Airport Relief Areas Are Cutting Barriers for Travellers with Pets and Service Dogs
By Erik Ryken
Planning an international trip with your dog can be daunting, especially considering the mazes and deserts that make up large airports. One of the difficulties faced by travelling dogs of any size is the lack of relief areas, usually relegated to an outdoor patch of grass near a parking garage.
In an effort to remove barriers for travellers with service animals some airports are creating relief areas in the post-security stage of their airports.

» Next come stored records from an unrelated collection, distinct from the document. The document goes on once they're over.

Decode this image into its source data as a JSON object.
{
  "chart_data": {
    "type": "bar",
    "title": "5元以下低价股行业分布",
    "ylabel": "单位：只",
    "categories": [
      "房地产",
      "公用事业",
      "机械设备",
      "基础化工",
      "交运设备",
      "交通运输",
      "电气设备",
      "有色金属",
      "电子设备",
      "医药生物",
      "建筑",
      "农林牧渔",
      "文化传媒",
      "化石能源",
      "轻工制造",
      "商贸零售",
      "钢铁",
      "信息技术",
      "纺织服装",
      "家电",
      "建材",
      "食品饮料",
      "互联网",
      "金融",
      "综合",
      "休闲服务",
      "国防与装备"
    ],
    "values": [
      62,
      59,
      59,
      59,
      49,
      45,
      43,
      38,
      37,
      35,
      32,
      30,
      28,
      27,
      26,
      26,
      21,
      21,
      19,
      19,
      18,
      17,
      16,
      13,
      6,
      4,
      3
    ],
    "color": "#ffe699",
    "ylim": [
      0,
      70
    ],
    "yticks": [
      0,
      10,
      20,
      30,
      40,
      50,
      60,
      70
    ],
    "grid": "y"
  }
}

Vancouver airport (YVR) added an indoor restroom to the post-security stage of its U.S. terminal in June this year, allowing service dogs and pets to have one less stressor in their trips abroad. The restroom features an artificial grass surface in a closed door facility with a stall – similar to a walk-in shower. This is key for dogs who are trained to never use a carpeted surface.
Image Credit: YVR
People with service dogs and pets will appreciate the improving quality of these facilities. In March 2013 Toronto Pearson (YYZ) introduced three outdoor “Pet relief zones” complete with a ribbon-cutting ceremony. While it’s a step forward to have clearly marked areas like this, the real effort has been started in the U.S., where a Department of Transportation ruling has mandated all air terminals serving more than 10,000 passengers daily be equipped with post-security pet relief areas by August 2016.
We’re looking forward to catching up on this progress, and seeing the experience of flying become much more accessible for dogs. For now, travellers will have to check resources like this map for U.S. facilities. In Canada, the Rick Hansen Foundation has made a mission to ensure Canada’s built environment is fully accessible for people with disabilities by 2050.